Direktur Pascasarjana Universitas Yarsi sekaligus Guru Besar Fakultas Kedokteran Universitas Indonesia (FKUI) Tjandra Yoga Aditama mengatakan, adanya efek samping pemberian vaksin Covid-19 produksi AstraZeneca sebenarnya bukan hal baru. Efek samping itu sempat jadi perhatian pada 2021 saat vaksin tersebut mulai digunakan.
Manfaat
Mengutip laporan European Medicine Agency (EMA), 7 April 2021, ada kemungkinan kaitan vaksin Covid-19 AstraZeneca dan penggumpalan darah tak biasa dengan kadar trombosit rendah, yang jarang terjadi. Namun, manfaat vaksin dalam mencegah Covid-19 lebih besar daripada risiko efek sampingnya.
Selain itu, Organisasi Kesehatan Dunia (WHO) pada 19 Maret 2021 mengeluarkan dokumen yang menyatakan vaksin Covid-19 AstraZeneca memiliki manfaat besar untuk mencegah infeksi dan mengurangi risiko kematian akibat Covid-19 di seluruh dunia. Pemantauan tetap diperlukan terkait dugaan efek samping.
Penggunaan vaksin Covid-19 sempat dihentikan di sejumlah negara, seperti Swedia, Jerman, Perancis, Spanyol, Denmark, dan Belanda. Namun, banyak negara lain, termasuk Indonesia, yang tetap menggunakan vaksin Covid-19 AstraZeneca sebagai upaya pencegahan Covid-19.

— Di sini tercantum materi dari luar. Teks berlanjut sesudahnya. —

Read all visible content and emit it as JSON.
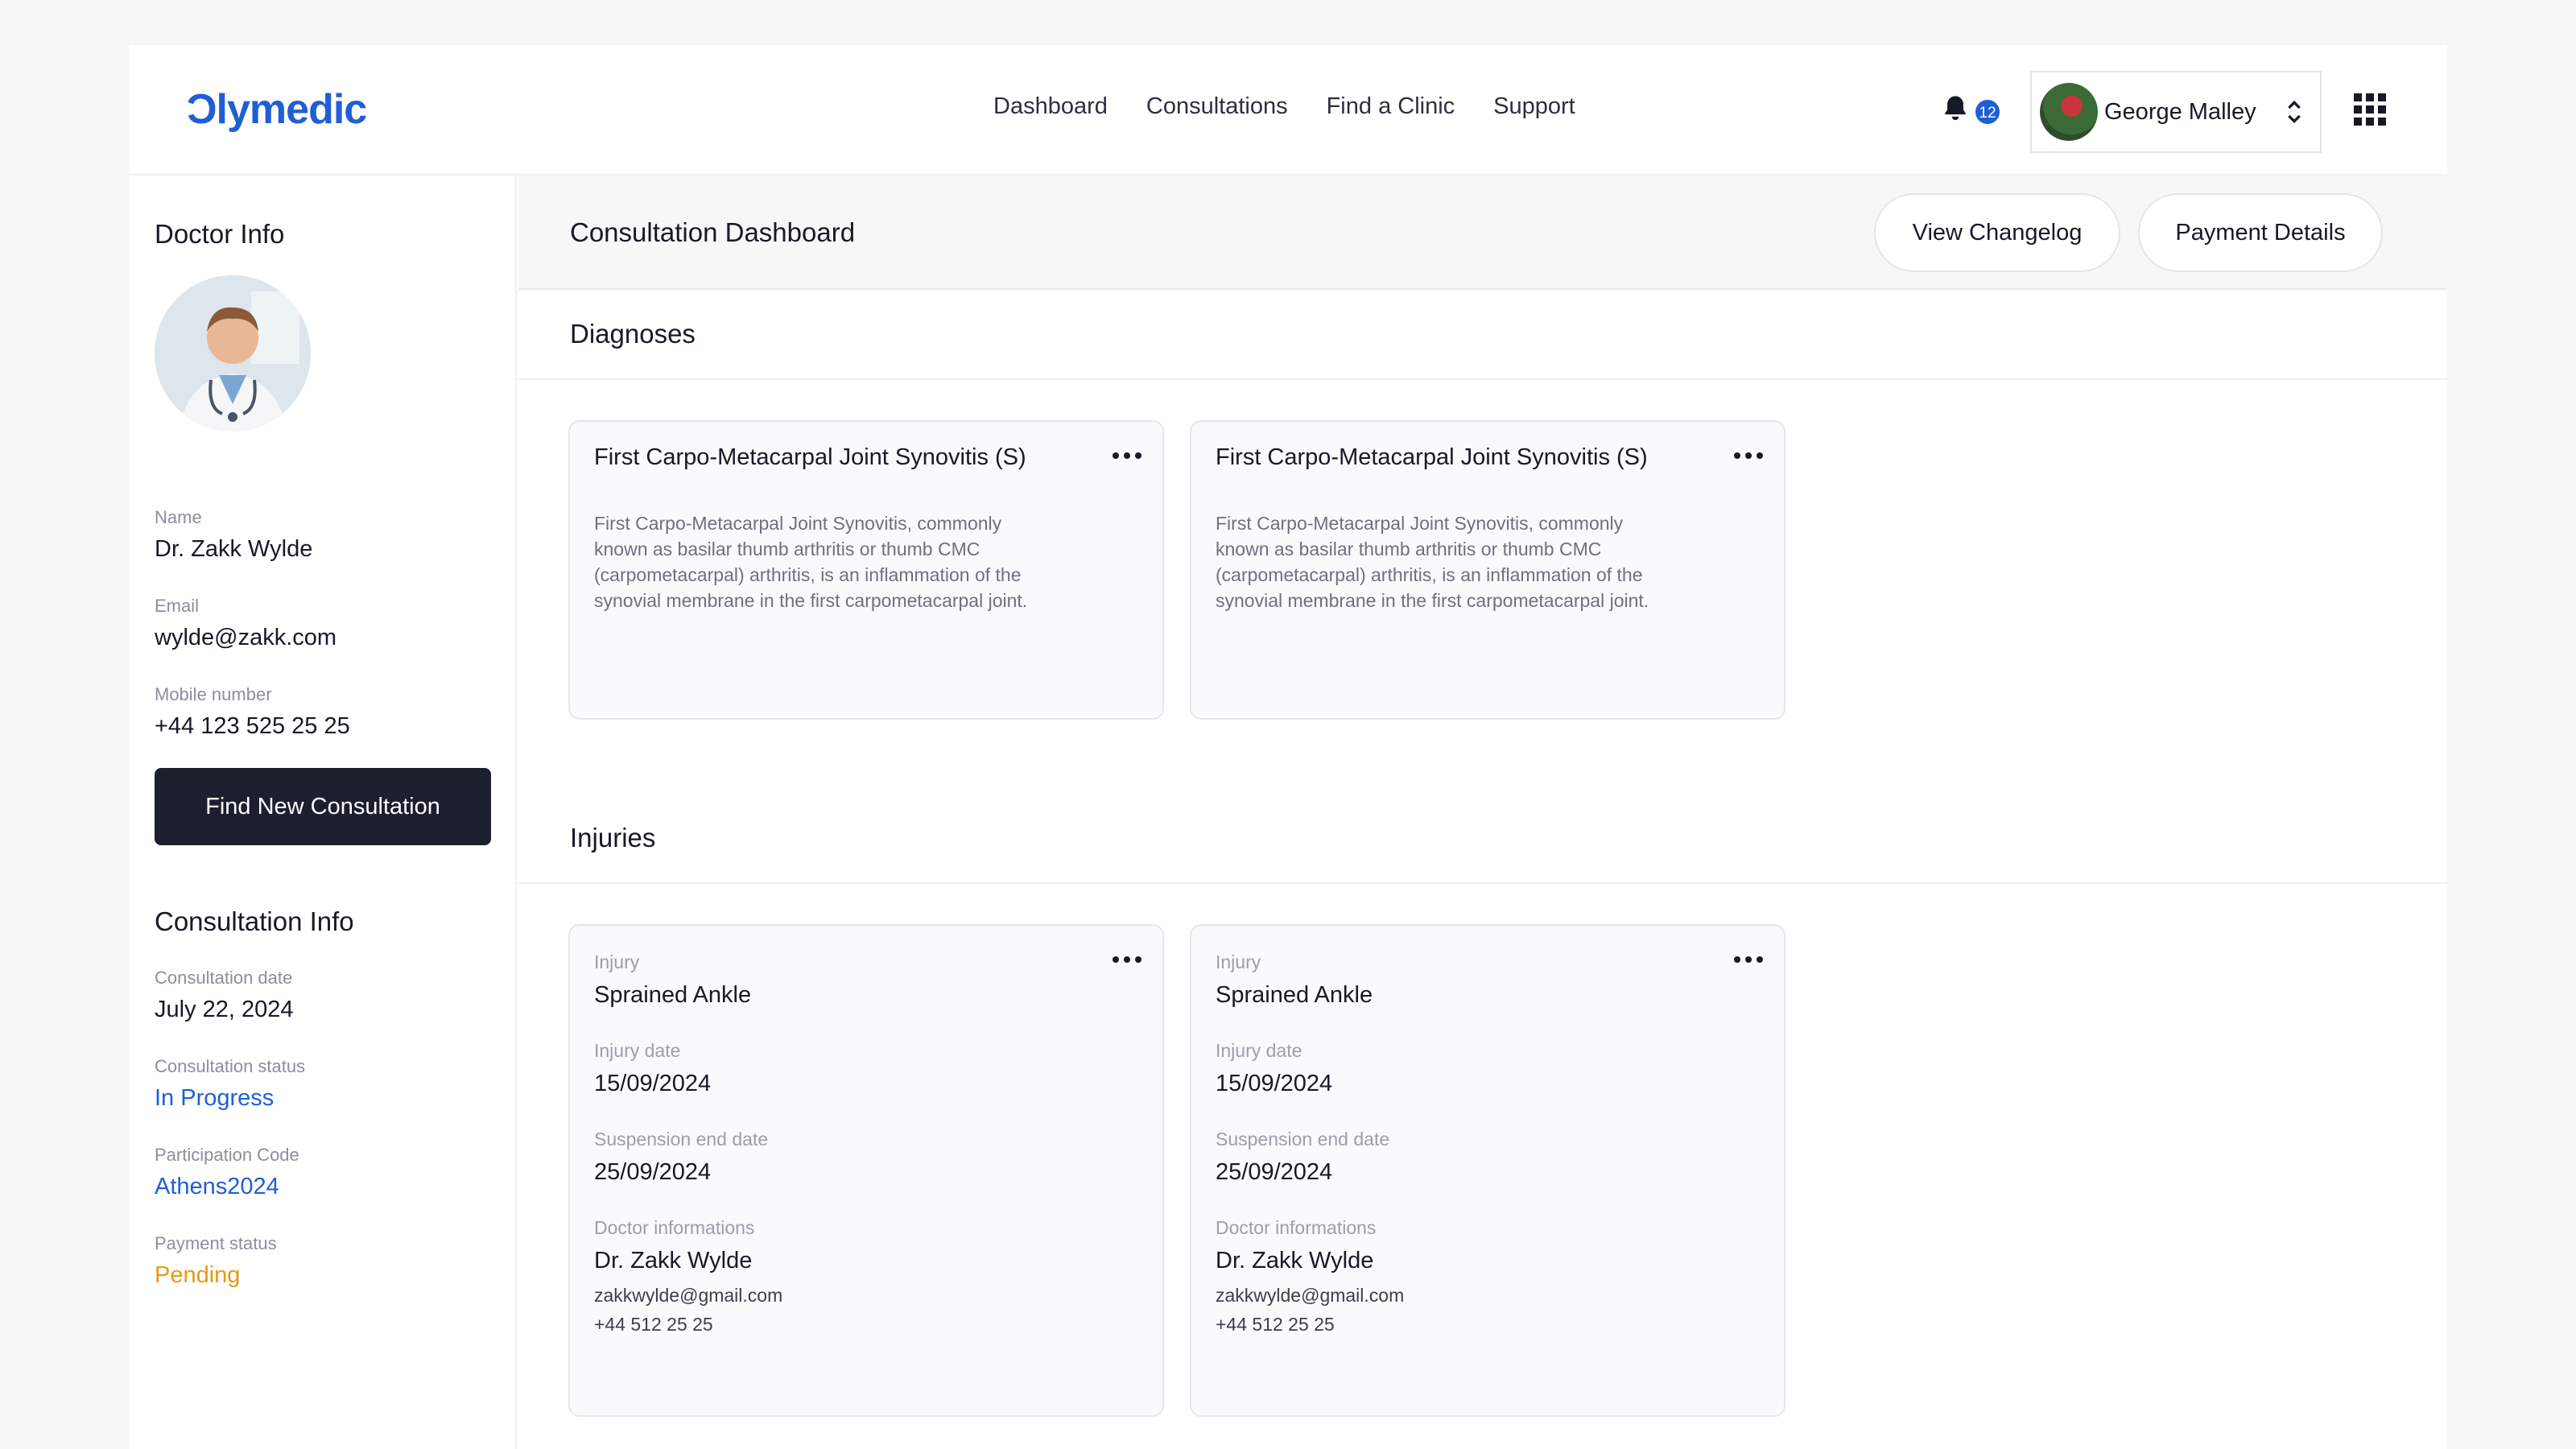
{
  "header": {
    "logo": "Ɔlymedic",
    "nav": [
      "Dashboard",
      "Consultations",
      "Find a Clinic",
      "Support"
    ],
    "notification_count": "12",
    "user_name": "George Malley"
  },
  "sidebar": {
    "doctor_title": "Doctor Info",
    "name_label": "Name",
    "name_value": "Dr. Zakk Wylde",
    "email_label": "Email",
    "email_value": "wylde@zakk.com",
    "mobile_label": "Mobile number",
    "mobile_value": "+44 123 525 25 25",
    "find_button": "Find New Consultation",
    "consult_title": "Consultation Info",
    "date_label": "Consultation date",
    "date_value": "July 22, 2024",
    "status_label": "Consultation status",
    "status_value": "In Progress",
    "code_label": "Participation Code",
    "code_value": "Athens2024",
    "payment_label": "Payment status",
    "payment_value": "Pending"
  },
  "main": {
    "title": "Consultation Dashboard",
    "changelog_button": "View Changelog",
    "payment_button": "Payment Details",
    "diagnoses_title": "Diagnoses",
    "injuries_title": "Injuries",
    "diagnoses": [
      {
        "title": "First Carpo-Metacarpal Joint Synovitis (S)",
        "lines": [
          "First Carpo-Metacarpal Joint Synovitis, commonly",
          "known as basilar thumb arthritis or thumb CMC",
          "(carpometacarpal) arthritis, is an inflammation of the",
          "synovial membrane in the first carpometacarpal joint."
        ]
      },
      {
        "title": "First Carpo-Metacarpal Joint Synovitis (S)",
        "lines": [
          "First Carpo-Metacarpal Joint Synovitis, commonly",
          "known as basilar thumb arthritis or thumb CMC",
          "(carpometacarpal) arthritis, is an inflammation of the",
          "synovial membrane in the first carpometacarpal joint."
        ]
      }
    ],
    "injuries": [
      {
        "injury_label": "Injury",
        "injury_value": "Sprained Ankle",
        "date_label": "Injury date",
        "date_value": "15/09/2024",
        "suspension_label": "Suspension end date",
        "suspension_value": "25/09/2024",
        "doctor_label": "Doctor informations",
        "doctor_name": "Dr. Zakk Wylde",
        "doctor_email": "zakkwylde@gmail.com",
        "doctor_phone": "+44 512 25 25"
      },
      {
        "injury_label": "Injury",
        "injury_value": "Sprained Ankle",
        "date_label": "Injury date",
        "date_value": "15/09/2024",
        "suspension_label": "Suspension end date",
        "suspension_value": "25/09/2024",
        "doctor_label": "Doctor informations",
        "doctor_name": "Dr. Zakk Wylde",
        "doctor_email": "zakkwylde@gmail.com",
        "doctor_phone": "+44 512 25 25"
      }
    ]
  },
  "colors": {
    "accent": "#1f5fd6",
    "dark_button": "#1b1f2e",
    "pending": "#e59a11"
  },
  "icons": [
    "bell-icon",
    "chevron-updown-icon",
    "apps-grid-icon",
    "more-icon"
  ]
}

”Jadi, efek samping vaksin Covid-19 Astrazeneca ini bukan hal baru. Itu sudah diketahui sejak 2021. Hanya manfaat vaksinasi untuk melindungi seseorang dari Covid-19 ketika itu jauh lebih tinggi daripada kemungkinan efek sampingnya, dan hal itu sangat jarang terjadi,” tutur Tjandra.
Setelah vaksin AZ saat ini sudah habis di Indonesia, apabila ada kasus TTS yang ditemukan, maka itu bukan akibat vaksin AZ, tetapi disebabkan penyakit lain.
Hal itu diutarakan pula oleh epidemiolog dan peneliti keamanan kesehatan Griffith University, Dicky Budiman. Perlindungan dari vaksin jauh lebih besar dari efek samping yang bisa ditimbulkan. Manfaat vaksin yang besar terbukti dari pengalaman penanggulangan penyakit-penyakit lain, seperti polio.
Sebelum adanya vaksin polio, wabah yang terjadi di masyarakat akibat penyakit tersebut sering terjadi. Namun, setelah vaksin polio masif diberikan, kini kasus polio sudah jarang ditemukan.
Komunikasi risiko
Meski begitu, Dicky menyampaikan, komunikasi risiko perlu lebih masif dilakukan untuk menanggapi informasi terkait adanya efek samping yang ditemukan dari penggunaan vaksin Covid-19 AstraZeneca. Itu terutama bagi masyarakat Indonesia yang sebelumnya pernah mendapatkan vaksin tersebut.
”Gejala TTS terkait penggunaan vaksin Covid-19 AstraZeneca umumnya terjadi setelah dua minggu atau satu bulan seusai penyuntikan, Jika lebih dari itu, apalagi lebih dari satu tahun, dampaknya akan hilang. Jika ada dampak TTS, itu kemungkinan besar tak terkait vaksin Covid-19 AstraZeneca,” tuturnya.
Kondisi TTS bisa terjadi akibat kondisi lain selain terkait pemberian vaksin Covid-19 berbasis adenovirus. Kondisi lain yang bisa memicu TTS, seperti ada autoimun, kanker, penggunaan obat-obatan tertentu, ada infeksi berat, dan faktor genetik atau riwayat keluarga.
Gejala TTS terkait vaksin yang menyebabkan pembekuan ataupun penyumbatan aliran darah antara lain napas pendek, nyeri dada, bengkak pada kaki, nyeri perut yang menetap, serta gejala neurologis, seperti nyeri kepala hebat dan menetap dan penglihatan kabur.
Adapun gejala lainnya meliputi, antara lain, adanya gangguan pada kulit berupa bercak. Jika ditemukan gejala itu, harus segera mencari pertolongan ke tenaga kesehatan. ”Ada perbedaan antara TTS terkait vaksin atau VITT (vaccine‐induced immune thrombotic thrombocytopenia) dan TTS lainnya,” kata Dicky,
”Biasanya pada VITT ini ketika diperiksa dalam darah ditemukan antibodi yang disebut platelet factor 4 atau PF-4. Ini merupakan ciri khas dari kasus TTS atau VITT, khususnya yang terkait vaksin adenovirus, seperti AstraZeneca dan Johnson & Johnson,” ungkapnya.